Ragion per cui il CReI, oggi lancia l’idea di attuare un Piano Nazionale per le Malattie Reumatiche. Che cosa si chiede? «Anche a seguito degli ultimi incresciosi episodi che hanno creato disomogeneità nelle cure a scapito dei pazienti reumatici, come società scientifica abbiamo constato che c’è una necessità inderogabile: la competenza di razionalizzare tutti i livelli essenziali di assistenza e le prestazioni concernenti i diritti civili, sanitari e sociali garantiti su tutto il territorio nazionale deve spettare solo al Ministro della Salute.

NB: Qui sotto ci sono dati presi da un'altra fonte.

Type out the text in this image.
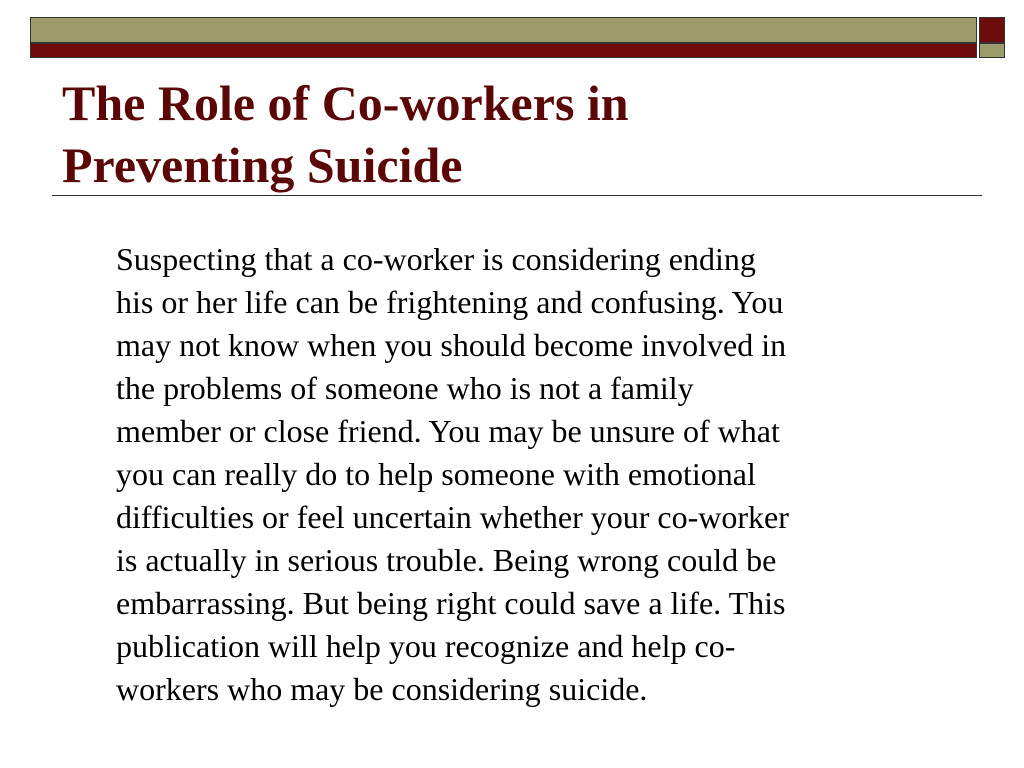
The Role of Co-workers in
Preventing Suicide

Suspecting that a co-worker is considering ending
his or her life can be frightening and confusing. You
may not know when you should become involved in
the problems of someone who is not a family
member or close friend. You may be unsure of what
you can really do to help someone with emotional
difficulties or feel uncertain whether your co-worker
is actually in serious trouble. Being wrong could be
embarrassing. But being right could save a life. This
publication will help you recognize and help co-
workers who may be considering suicide.
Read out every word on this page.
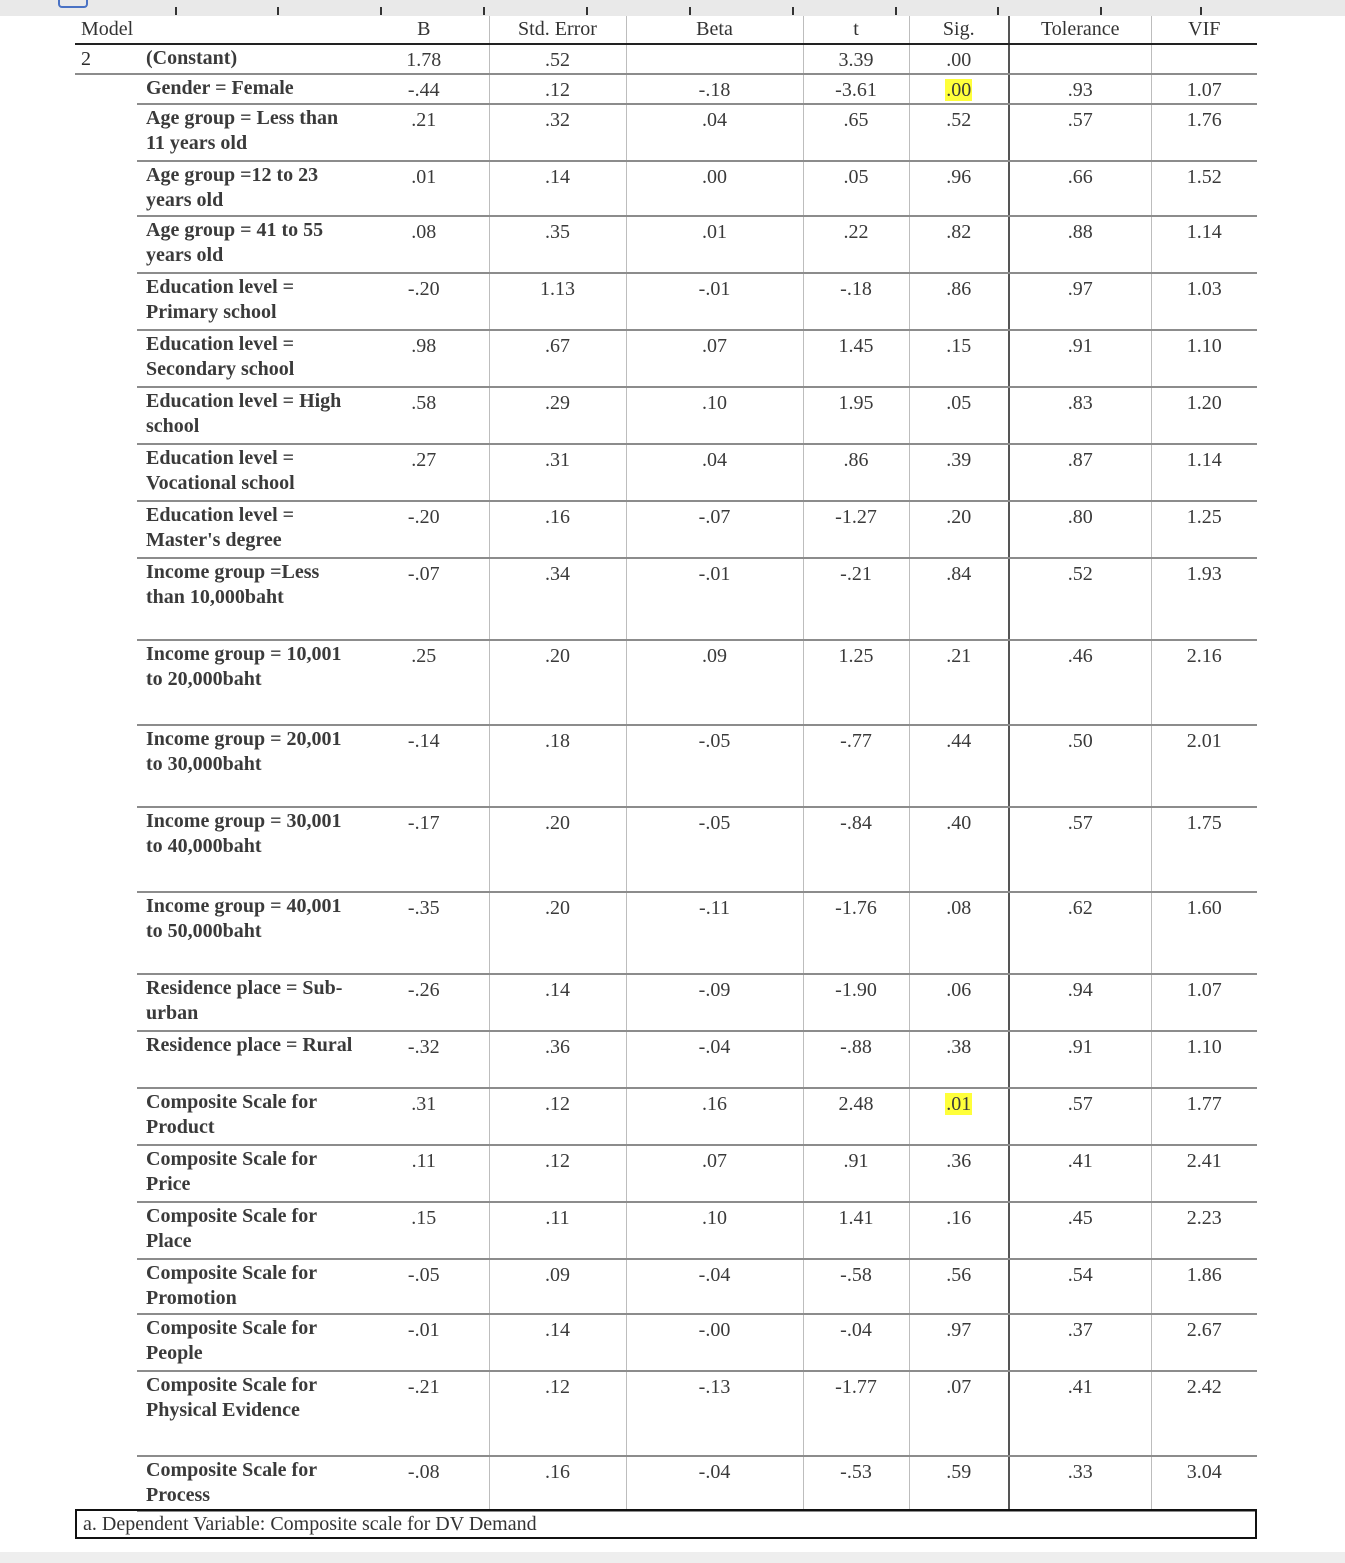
Model		B	Std. Error	Beta	t	Sig.	Tolerance	VIF
2	(Constant)	1.78	.52		3.39	.00		
	Gender = Female	-.44	.12	-.18	-3.61	.00	.93	1.07
	Age group = Less than 11 years old	.21	.32	.04	.65	.52	.57	1.76
	Age group =12 to 23 years old	.01	.14	.00	.05	.96	.66	1.52
	Age group = 41 to 55 years old	.08	.35	.01	.22	.82	.88	1.14
	Education level = Primary school	-.20	1.13	-.01	-.18	.86	.97	1.03
	Education level = Secondary school	.98	.67	.07	1.45	.15	.91	1.10
	Education level = High school	.58	.29	.10	1.95	.05	.83	1.20
	Education level = Vocational school	.27	.31	.04	.86	.39	.87	1.14
	Education level = Master's degree	-.20	.16	-.07	-1.27	.20	.80	1.25
	Income group =Less than 10,000baht	-.07	.34	-.01	-.21	.84	.52	1.93
	Income group = 10,001 to 20,000baht	.25	.20	.09	1.25	.21	.46	2.16
	Income group = 20,001 to 30,000baht	-.14	.18	-.05	-.77	.44	.50	2.01
	Income group = 30,001 to 40,000baht	-.17	.20	-.05	-.84	.40	.57	1.75
	Income group = 40,001 to 50,000baht	-.35	.20	-.11	-1.76	.08	.62	1.60
	Residence place = Sub-urban	-.26	.14	-.09	-1.90	.06	.94	1.07
	Residence place = Rural	-.32	.36	-.04	-.88	.38	.91	1.10
	Composite Scale for Product	.31	.12	.16	2.48	.01	.57	1.77
	Composite Scale for Price	.11	.12	.07	.91	.36	.41	2.41
	Composite Scale for Place	.15	.11	.10	1.41	.16	.45	2.23
	Composite Scale for Promotion	-.05	.09	-.04	-.58	.56	.54	1.86
	Composite Scale for People	-.01	.14	-.00	-.04	.97	.37	2.67
	Composite Scale for Physical Evidence	-.21	.12	-.13	-1.77	.07	.41	2.42
	Composite Scale for Process	-.08	.16	-.04	-.53	.59	.33	3.04
a. Dependent Variable: Composite scale for DV Demand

Chiediamo quindi la creazione di un tavolo di lavoro articolato, con l’istituzione di una commissione nazionale sulle malattie reumatiche a cui dovrebbero partecipare tutte le società scientifiche, le associazioni pazienti, gli operatori e gli opinion leader, insieme a economisti sanitari e statistici con il fine di garantire uguaglianza su tutto il territorio nella cura delle malattie reumatologiche. Con un Piano Nazionale sulle Malattie Reumatiche, esportabile in tutte le Regione e in tutti i territori italiani, si azzererebbero le disuguaglianze sia regionali che all’interno dello stesso territorio. Si avrebbero la creazione di PDTA per gruppi di patologia utilizzabile in ogni struttura e questo consentirebbe anche un follow up dei pazienti identico su tutto il territorio nazionale in grado di limitare il fenomeno delle migrazioni dei pazienti verso una sanità che considerano migliore. Questo permetterebbe anche di rilanciare una forma di reciproca assistenza tra le Regioni, cosa che sarebbe auspicabile non solo nei confronti delle problematiche reumatologiche. Il Covid ci deve lasciare come insegnamento che c’è urgenza di questa reciproca assistenza e non più di competizione, sterile e distruttiva. Basta prime donne, o la ricerca di voler dimostrare di essere i migliori. Qui c’è da fare, tutti insieme – politica, operatori sanitari, pazienti e operatori di economia sanitaria – per ottenere il risultato desiderato da tutti», conclude la Vicepresidente CReI, Gilda Sandri.